Al di là degli apparenti trionfi, è in atto da anni nel mondo cattolico una sorta di scisma sommerso, come titolava il suo libro Piero Prini l’ultimo anno dello scorso millennio; in esso sottolinea la distanza sempre più ampia tra i vertici e la base della Chiesa cattolica. Dopo oltre venti anni la teologa Laura Verrani e il giornalista Francesco Antonioli hanno pubblicato Lo scisma emerso, nel quale si avventurano in un'inchiesta sulla vita della Chiesa cattolica di oggi, alle prese con le sue diverse anime e con un ‘fattore modernità’ che ha reso ormai palesi le tante contraddizioni, le divaricazioni, le ipocrisie e i conflitti, ad esempio tra papato e Curia romana, tra centro e periferia della Chiesa.

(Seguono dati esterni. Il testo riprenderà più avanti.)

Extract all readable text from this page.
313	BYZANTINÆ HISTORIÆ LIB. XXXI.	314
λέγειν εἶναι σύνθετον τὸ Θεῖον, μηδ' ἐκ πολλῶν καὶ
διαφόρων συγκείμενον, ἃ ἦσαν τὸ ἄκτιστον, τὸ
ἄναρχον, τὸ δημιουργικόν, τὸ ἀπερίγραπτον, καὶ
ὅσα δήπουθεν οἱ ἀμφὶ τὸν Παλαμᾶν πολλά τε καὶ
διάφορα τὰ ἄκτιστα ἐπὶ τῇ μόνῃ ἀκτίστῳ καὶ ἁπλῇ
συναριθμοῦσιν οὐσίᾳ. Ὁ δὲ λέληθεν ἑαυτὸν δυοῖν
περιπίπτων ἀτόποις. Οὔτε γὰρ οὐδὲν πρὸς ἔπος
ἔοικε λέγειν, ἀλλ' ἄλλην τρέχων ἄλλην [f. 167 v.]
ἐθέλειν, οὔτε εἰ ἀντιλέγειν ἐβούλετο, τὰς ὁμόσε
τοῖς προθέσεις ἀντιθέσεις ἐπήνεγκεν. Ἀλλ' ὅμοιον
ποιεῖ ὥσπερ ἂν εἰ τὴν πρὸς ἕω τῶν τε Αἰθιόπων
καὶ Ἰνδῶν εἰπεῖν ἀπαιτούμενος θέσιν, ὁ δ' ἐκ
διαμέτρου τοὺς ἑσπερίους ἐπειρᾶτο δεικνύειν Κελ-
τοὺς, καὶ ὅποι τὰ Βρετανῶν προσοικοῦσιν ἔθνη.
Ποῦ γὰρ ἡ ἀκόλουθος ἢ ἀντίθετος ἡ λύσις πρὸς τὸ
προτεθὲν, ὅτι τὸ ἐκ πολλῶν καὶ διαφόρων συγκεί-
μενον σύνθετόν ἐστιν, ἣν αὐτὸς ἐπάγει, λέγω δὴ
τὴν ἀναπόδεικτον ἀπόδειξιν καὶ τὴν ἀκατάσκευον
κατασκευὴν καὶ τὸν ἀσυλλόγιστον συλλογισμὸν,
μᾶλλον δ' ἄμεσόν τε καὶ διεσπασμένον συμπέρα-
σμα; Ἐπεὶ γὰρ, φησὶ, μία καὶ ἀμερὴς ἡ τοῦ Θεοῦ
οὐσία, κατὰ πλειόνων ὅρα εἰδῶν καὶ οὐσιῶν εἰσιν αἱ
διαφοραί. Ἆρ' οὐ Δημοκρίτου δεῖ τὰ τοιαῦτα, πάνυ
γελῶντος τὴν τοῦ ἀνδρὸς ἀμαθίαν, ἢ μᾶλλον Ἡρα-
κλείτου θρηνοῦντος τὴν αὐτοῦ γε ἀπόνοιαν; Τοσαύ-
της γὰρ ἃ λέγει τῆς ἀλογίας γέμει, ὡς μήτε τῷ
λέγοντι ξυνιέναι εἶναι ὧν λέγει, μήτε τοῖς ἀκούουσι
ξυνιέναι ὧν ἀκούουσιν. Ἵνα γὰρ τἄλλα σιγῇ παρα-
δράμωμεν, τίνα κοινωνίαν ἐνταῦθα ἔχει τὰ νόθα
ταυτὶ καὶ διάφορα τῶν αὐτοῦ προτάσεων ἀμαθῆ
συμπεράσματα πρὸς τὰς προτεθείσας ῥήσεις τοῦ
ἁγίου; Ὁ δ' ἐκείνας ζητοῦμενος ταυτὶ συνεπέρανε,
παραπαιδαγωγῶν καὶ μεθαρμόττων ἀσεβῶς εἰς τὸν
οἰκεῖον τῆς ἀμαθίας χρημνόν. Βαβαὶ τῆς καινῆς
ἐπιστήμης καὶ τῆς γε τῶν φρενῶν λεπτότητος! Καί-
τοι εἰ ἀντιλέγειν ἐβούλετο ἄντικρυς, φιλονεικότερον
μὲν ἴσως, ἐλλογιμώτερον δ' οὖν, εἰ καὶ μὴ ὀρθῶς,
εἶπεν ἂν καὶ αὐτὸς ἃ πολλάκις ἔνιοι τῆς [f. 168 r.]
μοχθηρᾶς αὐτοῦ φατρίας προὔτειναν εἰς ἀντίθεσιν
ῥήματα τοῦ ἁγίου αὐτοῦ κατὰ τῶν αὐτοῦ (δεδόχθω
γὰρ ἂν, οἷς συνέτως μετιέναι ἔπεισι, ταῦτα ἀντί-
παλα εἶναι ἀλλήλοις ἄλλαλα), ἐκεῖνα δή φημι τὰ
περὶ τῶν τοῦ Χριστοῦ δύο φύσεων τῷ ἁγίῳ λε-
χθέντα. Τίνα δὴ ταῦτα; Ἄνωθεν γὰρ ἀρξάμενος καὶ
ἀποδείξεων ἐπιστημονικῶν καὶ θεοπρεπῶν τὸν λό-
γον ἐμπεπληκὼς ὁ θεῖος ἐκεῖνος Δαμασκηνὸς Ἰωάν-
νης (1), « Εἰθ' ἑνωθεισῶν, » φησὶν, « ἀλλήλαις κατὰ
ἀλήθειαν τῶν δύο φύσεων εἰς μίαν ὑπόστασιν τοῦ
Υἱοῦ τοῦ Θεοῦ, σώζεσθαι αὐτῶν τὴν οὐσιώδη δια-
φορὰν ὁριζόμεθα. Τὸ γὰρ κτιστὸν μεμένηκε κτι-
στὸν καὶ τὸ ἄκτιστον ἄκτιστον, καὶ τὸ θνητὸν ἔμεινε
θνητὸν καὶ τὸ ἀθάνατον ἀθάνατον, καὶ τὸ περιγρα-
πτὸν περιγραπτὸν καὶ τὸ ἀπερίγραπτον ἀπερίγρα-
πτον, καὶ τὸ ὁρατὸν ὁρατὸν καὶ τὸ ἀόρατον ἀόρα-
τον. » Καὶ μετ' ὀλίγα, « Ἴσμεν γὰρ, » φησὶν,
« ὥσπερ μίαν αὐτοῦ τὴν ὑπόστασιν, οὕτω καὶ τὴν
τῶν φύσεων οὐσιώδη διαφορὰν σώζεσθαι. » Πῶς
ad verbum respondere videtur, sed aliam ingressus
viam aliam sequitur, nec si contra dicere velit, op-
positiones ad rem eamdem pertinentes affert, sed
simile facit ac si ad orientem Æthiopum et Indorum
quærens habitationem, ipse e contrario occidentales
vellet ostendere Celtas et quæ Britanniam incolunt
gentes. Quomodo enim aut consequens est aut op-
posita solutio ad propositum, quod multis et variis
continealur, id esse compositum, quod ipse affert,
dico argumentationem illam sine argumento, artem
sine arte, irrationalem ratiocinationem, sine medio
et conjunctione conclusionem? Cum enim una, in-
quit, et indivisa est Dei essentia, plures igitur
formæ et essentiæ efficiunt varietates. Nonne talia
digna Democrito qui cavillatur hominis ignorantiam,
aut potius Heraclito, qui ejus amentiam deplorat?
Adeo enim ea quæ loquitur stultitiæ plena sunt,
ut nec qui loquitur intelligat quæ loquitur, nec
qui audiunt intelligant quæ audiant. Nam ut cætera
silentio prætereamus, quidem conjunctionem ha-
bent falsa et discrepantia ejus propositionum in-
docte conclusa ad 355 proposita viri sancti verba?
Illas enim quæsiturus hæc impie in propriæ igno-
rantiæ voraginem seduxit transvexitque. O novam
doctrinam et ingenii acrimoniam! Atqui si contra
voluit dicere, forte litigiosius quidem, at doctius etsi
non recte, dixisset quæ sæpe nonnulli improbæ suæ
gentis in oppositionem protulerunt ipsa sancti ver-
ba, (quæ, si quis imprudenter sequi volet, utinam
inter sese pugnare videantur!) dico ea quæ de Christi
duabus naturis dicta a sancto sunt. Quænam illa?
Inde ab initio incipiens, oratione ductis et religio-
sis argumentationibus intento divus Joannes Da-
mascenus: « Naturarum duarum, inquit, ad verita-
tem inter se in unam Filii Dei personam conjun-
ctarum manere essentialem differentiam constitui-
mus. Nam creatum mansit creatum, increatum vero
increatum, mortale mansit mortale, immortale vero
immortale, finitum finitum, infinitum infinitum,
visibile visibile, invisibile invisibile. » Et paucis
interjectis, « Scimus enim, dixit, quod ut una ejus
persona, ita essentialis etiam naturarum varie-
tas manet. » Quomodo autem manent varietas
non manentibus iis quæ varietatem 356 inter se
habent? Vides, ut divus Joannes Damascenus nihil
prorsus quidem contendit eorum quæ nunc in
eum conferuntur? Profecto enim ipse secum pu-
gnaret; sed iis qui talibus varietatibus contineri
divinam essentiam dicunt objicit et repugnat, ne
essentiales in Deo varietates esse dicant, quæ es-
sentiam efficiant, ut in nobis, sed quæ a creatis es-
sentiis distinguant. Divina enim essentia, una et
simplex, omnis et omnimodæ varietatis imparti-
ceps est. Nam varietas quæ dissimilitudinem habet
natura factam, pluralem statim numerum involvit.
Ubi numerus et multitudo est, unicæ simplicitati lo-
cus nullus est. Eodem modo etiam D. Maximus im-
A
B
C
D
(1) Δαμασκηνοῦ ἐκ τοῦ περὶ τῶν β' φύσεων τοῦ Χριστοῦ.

«Le acque si divisero. Gli Israeliti entrarono nel mare asciutto, mentre le acque erano per loro una muraglia a destra e a sinistra» (Esodo 14, 22). È come se le Chiese dei Paesi “predatori” siano rimaste ferme nel mezzo del Mar Rosso spalancato, e non si siano ancora liberate del tutto dal Faraone. Sono rimaste impantanate nel fondo asciutto del mare, e non riescono a venirne fuori, in bilico precario tra l'apparire un monolite impenetrabile e l'essere un luogo meticcio di incontro tra differenze. Il mare è spalancato attorno a esse, ma devono ancora prendere il coraggio per attraversarlo tutto, anche se fa paura. Per farlo non servono padroni come il Faraone, ma delle guide, come le Chiese del sud del mondo, che sappiano dove andare. Tornare indietro sarebbe un fallimento, restare fermi tra i “muraglioni d'acqua” sarebbe la morte. L'unica è andare avanti. Andare avanti insieme. E, come dicono gli indigeni del Chiapas, andando avanti insieme, «camminare domandando»!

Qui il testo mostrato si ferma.